3. Pagamento e convênios
O ambiente virtual equivale ao consultório médico, dessa forma, a emissão de recibos e notas fiscais enquadram-se nas mesmas normativas do atendimento presencial. É importante checar se o seu plano de saúde cobre e reembolsa consulta médica dessa modalidade, os convênios estão se adaptando e, para ficar seguro, é importante solicitar um documento de comprovação de cobertura e garantia de reembolso.
Quatro plataformas de telemedicina
Confira soluções de graça e particulares
2 apps de consultas gratuitas
Teladoc
Disponível para Android e IOS, a plataforma oferece consultas médicas on-line sem custo. É possível agendar teleconsultas conforme a sua disponibilidade de tempo e sem precisar sair de casa, com o atendimento realizado por vídeo ou áudio, e garantia de sigilo e segurança. Após a consulta, o acesso à prescrição médica é disponibilizado digitalmente, possibilitando o envio para farmácias. Há, ainda, outras funcionalidades, como estabelecer metas de passos dados por dia, copos de água bebidos, acompanhar o peso, além de um sistema de geolocalização, com rotas para prontos-socorros, hospitais e farmácias mais próximas. Saiba mais: www.teladochealth.app.
Medictalk
Criada por empresários e voluntários, a iniciativa disponibiliza uma consulta grátis com especialistas por semana para cada usuário, realizada por videochamada e com duração de 20 minutos cada. A plataforma on-line surgiu com o objetivo de oferecer gratuitamente as primeiras orientações médicas e suporte aos pacientes de covid-19, além de diminuir as filas e a circulação de pessoas nos hospitais. Para utilizar o serviço, basta realizar um cadastro simples no site e o usuário imediatamente consegue agendar uma consulta. Cada usuário tem direito a uma consulta por semana, com duração de 20 minutos. Na semana seguinte, é possível agendar novamente uma consulta com o mesmo médico, desde que haja disponibilidade de horário. As consultas são totalmente gratuitas, basta acessar e fazer o cadastro. Saiba mais: medictalk.com.br.

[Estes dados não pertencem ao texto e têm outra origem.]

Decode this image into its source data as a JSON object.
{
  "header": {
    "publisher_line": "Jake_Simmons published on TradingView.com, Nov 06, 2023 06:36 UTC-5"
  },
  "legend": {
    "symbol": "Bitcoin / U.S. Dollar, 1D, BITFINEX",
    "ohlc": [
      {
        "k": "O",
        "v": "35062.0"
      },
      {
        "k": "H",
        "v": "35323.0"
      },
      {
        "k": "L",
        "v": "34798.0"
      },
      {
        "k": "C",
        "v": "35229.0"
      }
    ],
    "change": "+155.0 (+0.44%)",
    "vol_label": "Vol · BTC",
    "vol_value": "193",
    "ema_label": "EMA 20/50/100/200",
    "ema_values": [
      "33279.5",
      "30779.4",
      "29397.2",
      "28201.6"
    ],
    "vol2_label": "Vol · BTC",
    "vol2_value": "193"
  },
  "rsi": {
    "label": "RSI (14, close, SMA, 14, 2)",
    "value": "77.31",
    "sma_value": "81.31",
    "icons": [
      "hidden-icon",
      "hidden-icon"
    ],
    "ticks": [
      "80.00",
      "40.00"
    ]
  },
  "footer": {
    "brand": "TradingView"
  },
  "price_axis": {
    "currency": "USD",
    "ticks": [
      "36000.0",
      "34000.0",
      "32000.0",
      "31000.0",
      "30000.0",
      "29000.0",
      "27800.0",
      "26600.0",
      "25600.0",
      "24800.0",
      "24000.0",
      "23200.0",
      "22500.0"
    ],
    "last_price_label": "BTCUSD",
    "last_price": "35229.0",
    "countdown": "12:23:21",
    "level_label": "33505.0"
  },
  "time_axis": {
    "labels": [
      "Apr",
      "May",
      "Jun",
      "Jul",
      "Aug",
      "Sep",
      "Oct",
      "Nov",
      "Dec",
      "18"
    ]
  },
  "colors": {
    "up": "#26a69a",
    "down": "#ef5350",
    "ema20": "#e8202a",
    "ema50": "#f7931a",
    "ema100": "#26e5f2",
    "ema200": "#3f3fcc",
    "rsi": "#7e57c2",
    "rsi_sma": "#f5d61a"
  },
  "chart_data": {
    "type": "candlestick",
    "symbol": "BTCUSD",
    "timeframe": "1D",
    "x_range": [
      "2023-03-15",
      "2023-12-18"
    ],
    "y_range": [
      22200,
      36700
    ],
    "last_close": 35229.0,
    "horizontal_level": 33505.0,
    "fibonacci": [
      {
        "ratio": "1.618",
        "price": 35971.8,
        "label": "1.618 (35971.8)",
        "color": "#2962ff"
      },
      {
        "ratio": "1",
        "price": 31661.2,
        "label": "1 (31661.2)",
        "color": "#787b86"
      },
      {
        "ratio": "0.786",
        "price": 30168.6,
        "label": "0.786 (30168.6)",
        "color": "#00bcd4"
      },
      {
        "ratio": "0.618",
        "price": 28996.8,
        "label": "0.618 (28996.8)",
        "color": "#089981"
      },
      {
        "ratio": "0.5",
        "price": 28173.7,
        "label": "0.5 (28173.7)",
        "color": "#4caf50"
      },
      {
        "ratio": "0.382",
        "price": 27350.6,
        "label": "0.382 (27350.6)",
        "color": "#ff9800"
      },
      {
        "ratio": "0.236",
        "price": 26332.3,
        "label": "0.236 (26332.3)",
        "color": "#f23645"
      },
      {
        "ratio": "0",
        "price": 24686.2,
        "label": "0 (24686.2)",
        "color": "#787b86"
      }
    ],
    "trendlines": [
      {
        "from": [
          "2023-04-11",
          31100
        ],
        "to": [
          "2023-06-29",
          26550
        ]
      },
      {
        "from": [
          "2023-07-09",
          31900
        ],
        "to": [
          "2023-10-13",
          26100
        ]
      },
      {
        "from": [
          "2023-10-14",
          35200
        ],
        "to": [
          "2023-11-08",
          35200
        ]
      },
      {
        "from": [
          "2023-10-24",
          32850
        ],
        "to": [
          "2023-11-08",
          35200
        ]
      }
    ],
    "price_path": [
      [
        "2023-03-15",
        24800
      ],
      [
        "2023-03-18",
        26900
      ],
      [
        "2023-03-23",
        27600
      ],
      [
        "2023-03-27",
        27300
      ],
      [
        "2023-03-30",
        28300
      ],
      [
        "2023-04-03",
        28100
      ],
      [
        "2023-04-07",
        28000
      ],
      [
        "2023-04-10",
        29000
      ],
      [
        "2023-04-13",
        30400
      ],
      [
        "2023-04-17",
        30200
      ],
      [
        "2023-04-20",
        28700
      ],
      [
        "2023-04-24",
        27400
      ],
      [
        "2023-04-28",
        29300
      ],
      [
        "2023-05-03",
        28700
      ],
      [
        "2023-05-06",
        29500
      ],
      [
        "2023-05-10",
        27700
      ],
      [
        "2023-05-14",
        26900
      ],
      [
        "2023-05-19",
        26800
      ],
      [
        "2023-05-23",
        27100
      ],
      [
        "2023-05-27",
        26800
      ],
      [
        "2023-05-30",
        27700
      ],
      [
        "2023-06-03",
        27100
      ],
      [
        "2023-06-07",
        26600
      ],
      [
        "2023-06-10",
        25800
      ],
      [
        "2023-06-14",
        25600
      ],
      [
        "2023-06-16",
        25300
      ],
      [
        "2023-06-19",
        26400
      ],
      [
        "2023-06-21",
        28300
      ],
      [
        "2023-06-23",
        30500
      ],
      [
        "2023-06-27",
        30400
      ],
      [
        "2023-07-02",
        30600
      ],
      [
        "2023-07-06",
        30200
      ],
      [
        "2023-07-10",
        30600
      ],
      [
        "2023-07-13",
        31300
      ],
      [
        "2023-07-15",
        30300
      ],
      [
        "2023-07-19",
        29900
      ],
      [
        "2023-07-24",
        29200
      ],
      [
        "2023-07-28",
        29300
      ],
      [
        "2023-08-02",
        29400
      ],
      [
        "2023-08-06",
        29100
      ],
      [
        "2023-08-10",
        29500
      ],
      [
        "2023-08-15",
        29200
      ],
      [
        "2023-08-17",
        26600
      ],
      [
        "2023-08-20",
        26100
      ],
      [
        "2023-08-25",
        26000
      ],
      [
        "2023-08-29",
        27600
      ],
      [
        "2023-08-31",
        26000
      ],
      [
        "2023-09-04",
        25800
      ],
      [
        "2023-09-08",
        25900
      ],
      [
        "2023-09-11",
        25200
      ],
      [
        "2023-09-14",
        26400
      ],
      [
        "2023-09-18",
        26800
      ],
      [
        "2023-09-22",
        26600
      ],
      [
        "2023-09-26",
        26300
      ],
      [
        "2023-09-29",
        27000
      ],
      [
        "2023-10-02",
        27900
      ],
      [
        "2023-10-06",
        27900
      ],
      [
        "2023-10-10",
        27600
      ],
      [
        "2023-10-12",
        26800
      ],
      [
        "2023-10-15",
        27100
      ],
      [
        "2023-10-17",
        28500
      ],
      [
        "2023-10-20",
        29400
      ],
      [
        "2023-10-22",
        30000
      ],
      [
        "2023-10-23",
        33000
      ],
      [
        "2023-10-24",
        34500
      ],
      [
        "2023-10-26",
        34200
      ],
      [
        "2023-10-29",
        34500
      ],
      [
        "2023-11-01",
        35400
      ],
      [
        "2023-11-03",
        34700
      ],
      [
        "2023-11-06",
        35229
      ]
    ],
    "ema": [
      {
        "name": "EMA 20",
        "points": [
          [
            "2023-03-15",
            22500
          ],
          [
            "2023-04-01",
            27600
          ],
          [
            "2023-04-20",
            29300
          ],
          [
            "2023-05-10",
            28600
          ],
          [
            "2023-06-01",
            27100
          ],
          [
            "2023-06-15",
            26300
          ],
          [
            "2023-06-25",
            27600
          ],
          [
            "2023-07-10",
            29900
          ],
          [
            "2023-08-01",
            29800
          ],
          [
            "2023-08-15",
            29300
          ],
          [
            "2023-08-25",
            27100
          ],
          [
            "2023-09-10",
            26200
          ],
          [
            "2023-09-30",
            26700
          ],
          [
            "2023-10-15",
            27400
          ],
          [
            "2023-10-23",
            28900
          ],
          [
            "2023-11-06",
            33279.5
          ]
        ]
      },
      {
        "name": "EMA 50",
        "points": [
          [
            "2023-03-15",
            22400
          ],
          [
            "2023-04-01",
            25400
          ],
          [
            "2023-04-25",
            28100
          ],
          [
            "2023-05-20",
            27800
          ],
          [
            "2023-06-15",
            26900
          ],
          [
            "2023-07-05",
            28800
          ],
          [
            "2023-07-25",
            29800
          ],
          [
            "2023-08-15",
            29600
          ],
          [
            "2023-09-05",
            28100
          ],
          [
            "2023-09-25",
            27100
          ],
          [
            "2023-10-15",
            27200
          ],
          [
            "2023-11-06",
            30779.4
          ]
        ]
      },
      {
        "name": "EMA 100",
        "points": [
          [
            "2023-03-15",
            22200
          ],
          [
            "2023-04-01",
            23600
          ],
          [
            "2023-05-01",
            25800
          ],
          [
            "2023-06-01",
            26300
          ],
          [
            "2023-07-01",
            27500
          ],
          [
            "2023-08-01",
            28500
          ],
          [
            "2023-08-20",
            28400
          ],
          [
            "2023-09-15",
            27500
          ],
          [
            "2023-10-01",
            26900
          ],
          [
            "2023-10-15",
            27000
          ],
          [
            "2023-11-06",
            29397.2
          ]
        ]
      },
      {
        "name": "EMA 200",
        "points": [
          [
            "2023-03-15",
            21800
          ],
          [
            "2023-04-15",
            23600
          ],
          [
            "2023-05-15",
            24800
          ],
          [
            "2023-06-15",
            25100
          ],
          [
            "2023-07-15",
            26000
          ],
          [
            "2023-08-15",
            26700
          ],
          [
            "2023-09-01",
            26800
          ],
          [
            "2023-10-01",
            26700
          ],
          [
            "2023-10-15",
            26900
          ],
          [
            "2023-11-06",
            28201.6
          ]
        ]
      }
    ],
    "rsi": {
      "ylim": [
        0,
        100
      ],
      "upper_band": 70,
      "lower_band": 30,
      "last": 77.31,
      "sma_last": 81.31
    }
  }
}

Dois sistemas para médicos
Cuidar Digital
O Grupo Fleury, instituição de medicina diagnóstica, desenvolveu o projeto Cuidar Digital, apoiado pela Amgen, empresa de biotecnologia. A plataforma possibilita a conexão entre médicos e pacientes de todo o Brasil, incluindo recursos de prontuário eletrônico, gravação da consulta, emissão de receita e agendamento de exames. Saiba mais: cuidardigital.grupofleury.com.br.
Docway
O aplicativo tem o objetivo de facilitar a vida de quem precisa de atendimento médico humanizado, levando o médico até o paciente por meio da tecnologia. Presente em mais de 340 cidades, entre elas todas capitais do país, conta com mais de 55 mil usuários. É possível chamar o médico para uma visita onde quer que o paciente esteja. Além disso, oferece soluções em telemedicina focadas na covid-19. Saiba mais: docway.com.br.
Campo de pesquisa
A telemedicina é também campo de pesquisa para cientistas. A Coordenação de Aperfeiçoamento de Pessoal de Nível Superior (Capes), no âmbito do Programa de Combate a Epidemias, selecionou 23 projetos direcionados à telemedicina e à análise de dados médicos, com a participação de 272 pesquisadores. O programa vai apoiar 92 iniciativas. Em uma delas, coordenada pelo professor de Ciência da Computação da Universidade Federal de Minas Gerais (UFMG) Sergio Campos, os pesquisadores desenvolvem um sistema amplo para registrar e organizar as informações das consultas.
O grupo pretende criar um programa com todas as especialidades médicas, que permita ao médico inserir detalhes dos pacientes e exames remotamente. No Rio Grande do Sul, um grupo comandado por Cristiano André da Costa, professor de Ciências da Computação da Universidade do Vale do Rio dos Sinos (Unisinos), desenvolve um modelo de comunicação entre diversos provedores de saúde, conectando hospitais parceiros com dados de prontuários padronizados. O modelo desenvolvido tem a tecnologia blockchain, usada em moedas digitais e que garante a
criptografia dos dados e segurança das informações.